THE CONSERVATIVE FACTOR by Alex Spencer

There have always been two schools of thought pertaining to “Hands on” leadership or governing. The proponents of “hands on” believe it to be an advantage to know everything rather than delegate everything. The opponents believe too much “hands on” amounts to meddling and preventing people from doing their jobs.

It is a basic question of style and effectiveness. One or the other is not always the perfect answer. What actually works determines the correctness of the management style.

Mayor York appears to have literally adopted the “hands on” method. However, her interpretation of the method does not coincide with what leaders and business executives understand “hands on” to mean.

The mayor physically puts her hands on people. She has enjoyed more than five years of Huggy, Squeezy, Touchy, Feely. If her male counterparts did this, they would be accused of sexual harassment, taken to task, and run out of office. Especially if they did not vote her way.

There could be a logical innocent explanation for the mayor’s methodology. It’s possible she thinks she is a “faith healer” and the laying on of hands cures the ills of mankind. Perhaps she thinks she is Mr. Wiffle and the City Councilmen are rolls of Charmin. Even a mayor could not be expected to resist squeezing the Charmin!

Then, there is the real possibility the huggy, squeezy, touchy, feely lulls the councilmen into a false sense of security so they do not suspect she is signing secret contracts without their knowledge or consent. Hmmmm….

If the persons being hugged, squeezed, touched and felt aren’t offended and their wives approve, then it must be okay. But fair is fair and I insist the men on the City Council be entitled to behave the same way. From this point forward they shall feel free to lay their hands and arms upon the bodies of Mayor York and Dottie Greer. (Why do I think Dottie Greer will slap somebody’s face upon the first instance of another’s hand sliding up her back?)

Greer shakes peoples’ hands. Perhaps that is why the mayor’s friends are attempting to recall her. Greer shakes while Patti hugs. One of the two women is behaving correctly and the other is doing it wrong. I shall leave that verdict to the Shakees and Huggees—after all, they are the recipients of the acts.

Bystanders at the Movers and Shakers party reported Mayor York hugged, squeezed, then invited Councilman Bob Hoefner to dance with her. Since she appears to have immense dislike for Hoefpner, whatever was she thinking? Hoefpner must have needed more happy juice or a shorter memory. He turned her down flat.

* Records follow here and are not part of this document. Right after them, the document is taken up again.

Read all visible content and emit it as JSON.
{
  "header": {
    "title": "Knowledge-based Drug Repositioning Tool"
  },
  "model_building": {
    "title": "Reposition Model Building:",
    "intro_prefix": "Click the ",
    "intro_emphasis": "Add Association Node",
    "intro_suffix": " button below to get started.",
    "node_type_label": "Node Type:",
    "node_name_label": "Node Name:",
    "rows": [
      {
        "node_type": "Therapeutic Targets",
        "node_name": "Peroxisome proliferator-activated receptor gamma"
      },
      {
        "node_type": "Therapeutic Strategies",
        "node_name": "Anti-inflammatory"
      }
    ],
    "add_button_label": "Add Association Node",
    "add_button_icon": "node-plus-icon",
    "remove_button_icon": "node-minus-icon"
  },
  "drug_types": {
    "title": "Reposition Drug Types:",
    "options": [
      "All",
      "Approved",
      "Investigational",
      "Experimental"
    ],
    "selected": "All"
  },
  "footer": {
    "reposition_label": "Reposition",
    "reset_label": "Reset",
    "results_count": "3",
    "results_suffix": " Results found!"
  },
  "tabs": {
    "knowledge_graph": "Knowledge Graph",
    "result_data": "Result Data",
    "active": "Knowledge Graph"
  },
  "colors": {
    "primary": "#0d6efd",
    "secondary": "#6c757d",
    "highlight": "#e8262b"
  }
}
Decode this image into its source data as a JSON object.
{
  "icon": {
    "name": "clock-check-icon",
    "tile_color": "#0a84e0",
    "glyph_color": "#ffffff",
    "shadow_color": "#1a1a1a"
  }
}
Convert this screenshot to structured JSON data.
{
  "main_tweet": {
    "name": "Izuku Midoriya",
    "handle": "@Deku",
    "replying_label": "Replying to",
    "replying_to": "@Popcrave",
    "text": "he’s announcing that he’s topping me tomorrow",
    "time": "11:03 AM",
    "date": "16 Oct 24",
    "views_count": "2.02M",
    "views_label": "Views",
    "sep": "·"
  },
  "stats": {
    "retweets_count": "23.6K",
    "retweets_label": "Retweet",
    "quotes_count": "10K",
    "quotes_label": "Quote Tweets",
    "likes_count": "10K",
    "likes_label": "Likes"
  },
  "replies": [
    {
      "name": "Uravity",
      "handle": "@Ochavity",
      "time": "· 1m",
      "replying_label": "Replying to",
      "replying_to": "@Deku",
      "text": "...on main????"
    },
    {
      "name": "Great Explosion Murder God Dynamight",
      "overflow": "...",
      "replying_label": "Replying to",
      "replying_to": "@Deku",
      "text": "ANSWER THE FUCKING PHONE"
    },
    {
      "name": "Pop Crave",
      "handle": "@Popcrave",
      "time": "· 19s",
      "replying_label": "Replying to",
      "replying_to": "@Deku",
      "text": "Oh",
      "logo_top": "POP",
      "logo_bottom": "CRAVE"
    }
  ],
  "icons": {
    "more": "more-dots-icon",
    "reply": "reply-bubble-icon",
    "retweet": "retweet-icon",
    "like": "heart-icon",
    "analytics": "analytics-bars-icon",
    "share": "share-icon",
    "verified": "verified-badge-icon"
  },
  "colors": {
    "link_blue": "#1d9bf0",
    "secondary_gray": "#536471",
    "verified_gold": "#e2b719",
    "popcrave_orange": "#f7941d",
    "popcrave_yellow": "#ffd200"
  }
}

Aside from the mayor bringing about an unusual number of lawsuits for our City to fight, her biggest accomplishment may be the relaxing of prudish conduct at City Hall. People are only human and we have obviously gone to the extreme with political correctness.

No red-blooded American male should be punished for occasionally copping a feel in the workplace ever again. The Huggee always has the option to slap the Hugge r, and that’s as far as the law should go. We commend our liberal Republican mayor for having sensitivity to the public’s need for “hands on attention.”